Navigational database
From Wikipedia, the free encyclopedia
Navigational databases incorporate both the network model and hierarchical model of database interfaces. Navigational techniques use "pointers" and "paths" to navigate among data records (also known as "nodes"). This is in contrast to the relational model (implemented in relational databases), which strives to use "declarative" or logic programming techniques in which you ask the system for what you want instead of how to navigate to it.
For example, to give directions to a house, the navigational approach would resemble something like, "Get on highway 25 for 8 miles, turn onto Horse Road, left at the red barn, then stop at the 3rd house down the road". Whereas, the declarative approach would resemble, "Visit the green house(s) within the following coordinates...."
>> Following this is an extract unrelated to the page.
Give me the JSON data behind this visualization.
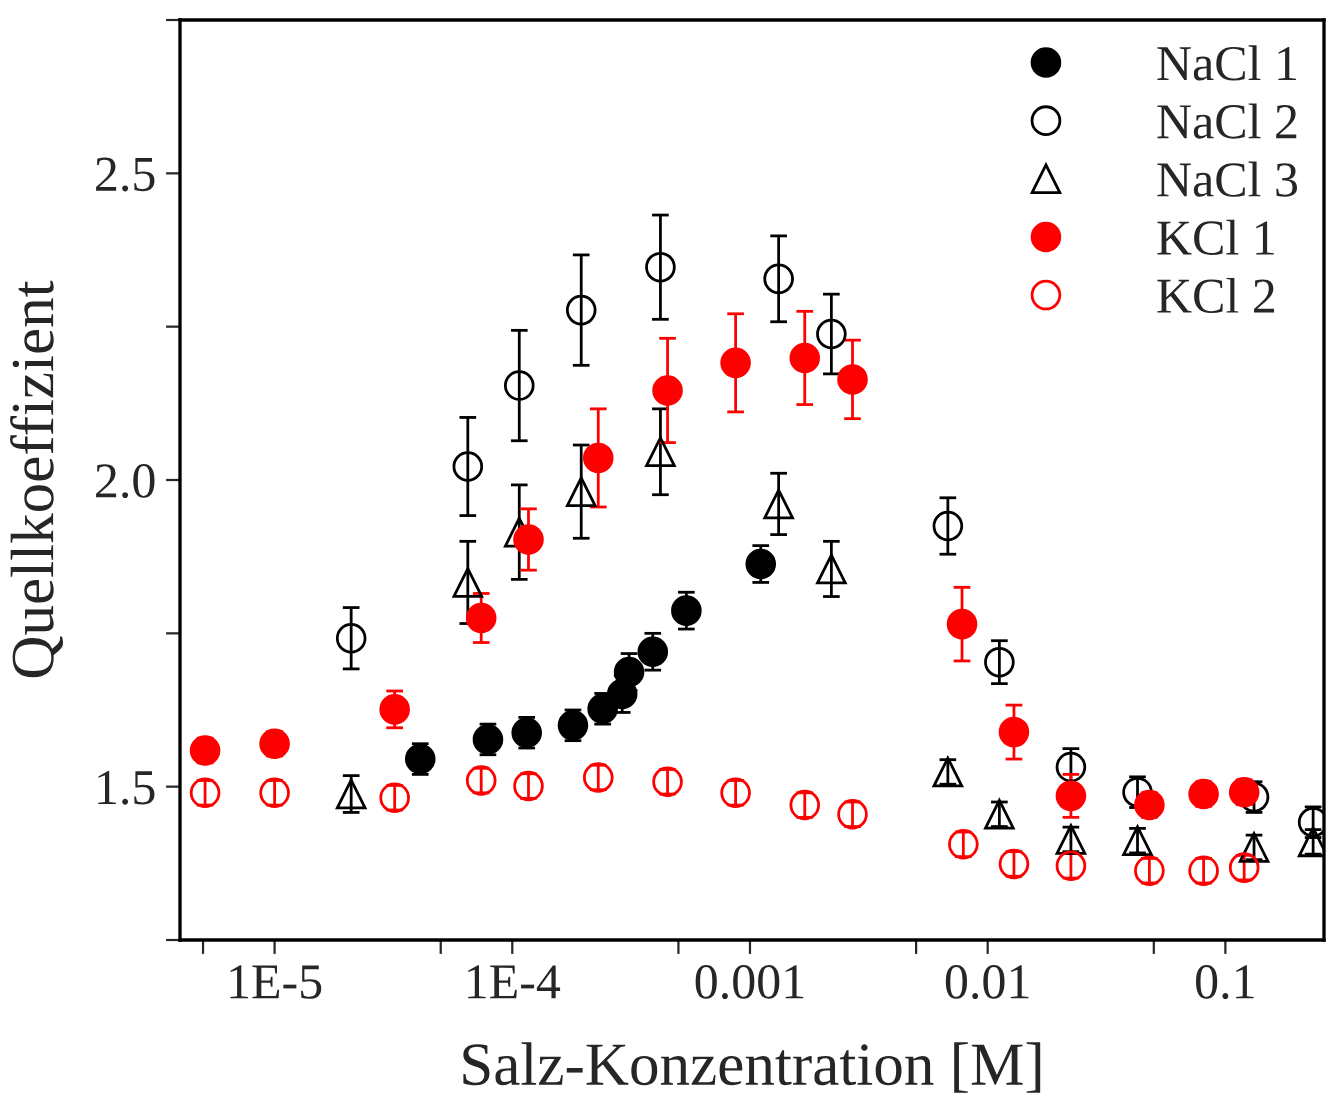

Hierarchical models are also considered navigational because one "goes" up (to parent), down (to leaves), and there are "paths", such as the familiar file/folder paths in hierarchical file systems. In general, navigational systems will use combinations of paths and prepositions such as "next", "previous", "first", "last", "up", "down", etc.
"Paths" are often formed by concatenation of node names or node addresses. Example:
Node6.Node4.Node5.Node1
Or
Node6/Node4/Node5/Node1
If there is no link between given nodes, then an error condition is usually triggered with a message such as "Invalid Path". The path "Node6.Node2.Node1" would be invalid in most systems because there is no direct link between Node 6 and Node 2.
The usage of the term "navigational" allegedly is derived from a statement by Charles Bachman in which he describes the "programmer as navigator" while accessing his favored type of database. [1]
Except for hierarchical file systems (which some consider a form of database), navigational techniques fell out of favor by the 1980s. However, object oriented programming and XML have kindled a renewed, but controversial interest in navigational techniques.
Critics of navigational techniques view them as "unstructured spaghetti messes", and liken them to the "Go to" of pre-structured programming. In other words, they are allegedly to data organization what go-to's were to behavior flow. In this view, relational techniques provide improved discipline and consistency to data organization and usage because of its roots in set theory and predicate calculus.
But, in practice relational has yet to successfully scale down to smaller-use data. Whether this is an inherent fault of relational, or could be solved by further research into improving implementation techniques is difficult to say at this point.
Some fault the SQL language rather than relational theory in general. Another possibility is that existing relational products generally depend too heavily on fixed column widths and pre-defined types. These are sometimes seen as excessive for informal or nimble usage. Dynamically-typed and sized versions of relational tools would have to be developed and tested before being accepted by the industry.
Some also suggest that navigational database engines are easier to build and take up less memory (RAM) than relational equivalents. However, the existence of relational or relational-based products of the late 1980's that possessed small engines (by today's standards) because they didn't use SQL suggest this is not necessarily the case. Whatever the reason, navigational techniques are still the preferred way to handle smaller-scale structures.
A current example of navigational structuring can be found in the Document Object Model (DOM) often used in web browsers and closely associated with JavaScript. The DOM "engine" is essentially a light-weight navigational database.
It is interesting that all of the forms of data structure diagrams, whether the original Charles Bachman form, the Peter Chen ERD form, the newer Partnership Model form, or the unified model language, are graphic representations of a network model of the subject.
This suggests that the visual nature of navigational structures is another reason for their continued use. The relativistic, multi-dimensional nature of relational data can make it difficult to visually represent. However, defenders of relational will argue that the relativism is part of its power.